Surf travel, until the last five years, was mostly the domain of the young and hardy. You flew to a remote third-world country, took a bus for days, got a local farmer to drive you down a dirt road based on a hint you heard from some Australian drug addict in a bar in Peru, then got a fisherman to take you out to an island in a boat full of holes and then you camped. Your tent got full of bugs, you ran out of food, you got the shits and your buddy got malaria. And then, one day, you woke up, looked out of the tent, and saw a beautiful, clean wave hammering down the reef, unmolested by yuppies, kooks, barnies and old farts. You surfed until your arms were like noodles, until your mind was an enormous blue vented space, until your board was more of a limb than your legs. And then you went home, with a deep, unfocussed look in your eyes, a look that said you had seen new things: wonderful things, different, pure, far beyond normal life.

Well, you can still do that (really you can). But you can also do this, which is different... So we got to the place (OK, resort), and the spa manager rings up ten minutes after we get into the room to ask if I want to go surfing. The spa manager! Well we're here for the service, so I say sure and go round to the lobby to wax my board and wait.

As I finish waxing the board, one of the porters (mid-20's, brisk haircut, impeccable English with pleasant Hispanic accent) comes briskly up, says "excuse me, sir", and takes the board out of my hands and puts it on the roof rack!! I'm still reeling from this, unable to figure out how to stop him when a second dude silently appears with a tray and three ice-cold bottles of water to take with me in the car... "Buenos tardes, Senior" he says... "have a pleasant trip".

Holey Moley. Luckily, I was still sitting down. Travel is known to produce new perspectives, but I wasn't expecting this one.

It appears that surfing is now accepted as a "resort activity". Something that happens in places where the "guests" wear white shoes and get shuffled around in golf carts. A pastime of aging yuppies. A hobby of stockbrokers of a certain age. A bit shocking, no?
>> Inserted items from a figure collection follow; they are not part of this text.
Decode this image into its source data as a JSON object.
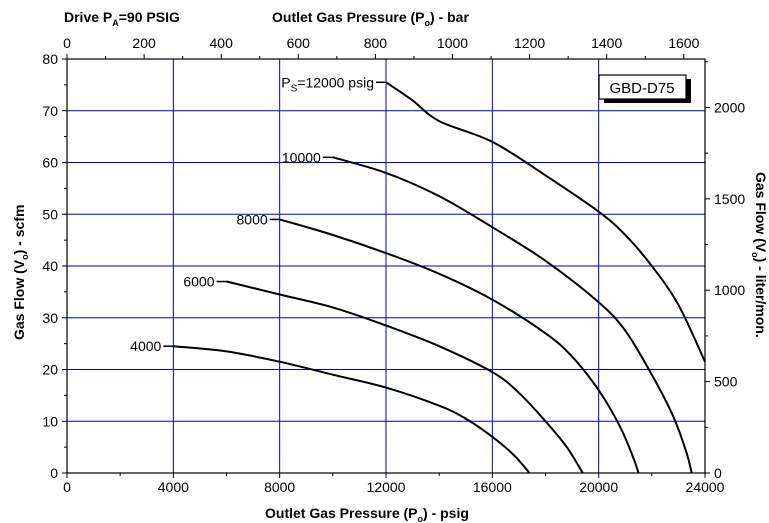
{
  "header": {
    "drive_prefix": "Drive P",
    "drive_sub": "A",
    "drive_suffix": "=90 PSIG"
  },
  "model_label": "GBD-D75",
  "chart_data": {
    "type": "line",
    "title": "",
    "x_bottom": {
      "label_main": "Outlet Gas Pressure (P",
      "label_sub": "o",
      "label_end": ") - psig",
      "range": [
        0,
        24000
      ],
      "ticks": [
        0,
        4000,
        8000,
        12000,
        16000,
        20000,
        24000
      ]
    },
    "x_top": {
      "label_main": "Outlet Gas Pressure (P",
      "label_sub": "o",
      "label_end": ") - bar",
      "range": [
        0,
        1655
      ],
      "ticks": [
        0,
        200,
        400,
        600,
        800,
        1000,
        1200,
        1400,
        1600
      ]
    },
    "y_left": {
      "label_main": "Gas Flow (V",
      "label_sub": "o",
      "label_end": ") - scfm",
      "range": [
        0,
        80
      ],
      "ticks": [
        0,
        10,
        20,
        30,
        40,
        50,
        60,
        70,
        80
      ]
    },
    "y_right": {
      "label_main": "Gas Flow (V",
      "label_sub": "o",
      "label_end": ") - liter/mon.",
      "range": [
        0,
        2265
      ],
      "ticks": [
        0,
        500,
        1000,
        1500,
        2000
      ]
    },
    "grid": true,
    "series": [
      {
        "label": "4000",
        "points": [
          [
            4000,
            24.5
          ],
          [
            6000,
            23.5
          ],
          [
            8000,
            21.5
          ],
          [
            10000,
            19
          ],
          [
            12000,
            16.5
          ],
          [
            14000,
            13
          ],
          [
            15000,
            10.5
          ],
          [
            16000,
            7
          ],
          [
            16800,
            3.5
          ],
          [
            17400,
            0
          ]
        ]
      },
      {
        "label": "6000",
        "points": [
          [
            6000,
            37
          ],
          [
            8000,
            34.5
          ],
          [
            10000,
            32
          ],
          [
            12000,
            28.5
          ],
          [
            14000,
            24.5
          ],
          [
            16000,
            19.5
          ],
          [
            17000,
            15.5
          ],
          [
            18000,
            10
          ],
          [
            18800,
            5
          ],
          [
            19400,
            0
          ]
        ]
      },
      {
        "label": "8000",
        "points": [
          [
            8000,
            49
          ],
          [
            10000,
            46
          ],
          [
            12000,
            42.5
          ],
          [
            14000,
            38.5
          ],
          [
            16000,
            33.5
          ],
          [
            18000,
            27
          ],
          [
            19000,
            22.5
          ],
          [
            20000,
            16
          ],
          [
            20800,
            9
          ],
          [
            21300,
            3
          ],
          [
            21500,
            0
          ]
        ]
      },
      {
        "label": "10000",
        "points": [
          [
            10000,
            61
          ],
          [
            12000,
            58
          ],
          [
            14000,
            53.5
          ],
          [
            16000,
            47.5
          ],
          [
            18000,
            41
          ],
          [
            20000,
            33
          ],
          [
            21000,
            27.5
          ],
          [
            22000,
            19
          ],
          [
            22800,
            11
          ],
          [
            23300,
            4
          ],
          [
            23500,
            0
          ]
        ]
      },
      {
        "label_prefix": "P",
        "label_sub": "S",
        "label": "=12000 psig",
        "points": [
          [
            12000,
            75.5
          ],
          [
            13000,
            72
          ],
          [
            14000,
            68
          ],
          [
            16000,
            64
          ],
          [
            18000,
            57.5
          ],
          [
            20000,
            50.5
          ],
          [
            21000,
            46
          ],
          [
            22000,
            40
          ],
          [
            23000,
            32.5
          ],
          [
            24000,
            21.5
          ]
        ]
      }
    ]
  }
}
And is this really "surfing"? I realize most people dont care. The question itself has a hint of geeky hysteria to it, as if reading an editorial in "Gardening Gazette" entitled "Was Lawn Care Ever an Art?". But there is a question to take a look at here. Surfing is both the sport itself, the physical business of riding waves, but also it's also The Life. The Life means a dedication to honing your skills so you can surf a hard, fast wave, even as your world becomes adult and complicated. The Life means giving up career, relationships, "sensible" opportunities so that water time can be hoarded. The Life means hardships, means following deadend roads, means dealing with the tedious hassles of tracking down hints and whispers of new breaks. And the point of the Life, the reason we do it, the payoff for all of the heart that goes into it, is to find those completely special moments when the universe opens to you and you only: gorgeous natural fragments of time, made personal by the act of being right there, in the moment itself, on the wave.

All of this is somewhat watered down when the spa manager and his (wonderful) staff are handling the whole business for you.

Ah well. "Something's lost, and something's gained, living every day". Joni Mitchell. Who is in her fifties, by the way.

So we went out, surfed a mushy, rather shifty reef break for an hour and had a good time. Nothing epic, but the water was warm, and the crowd small. Then the babysitter came and took Roy, and Karen and I had two martinis each in swift succession while watching the sea.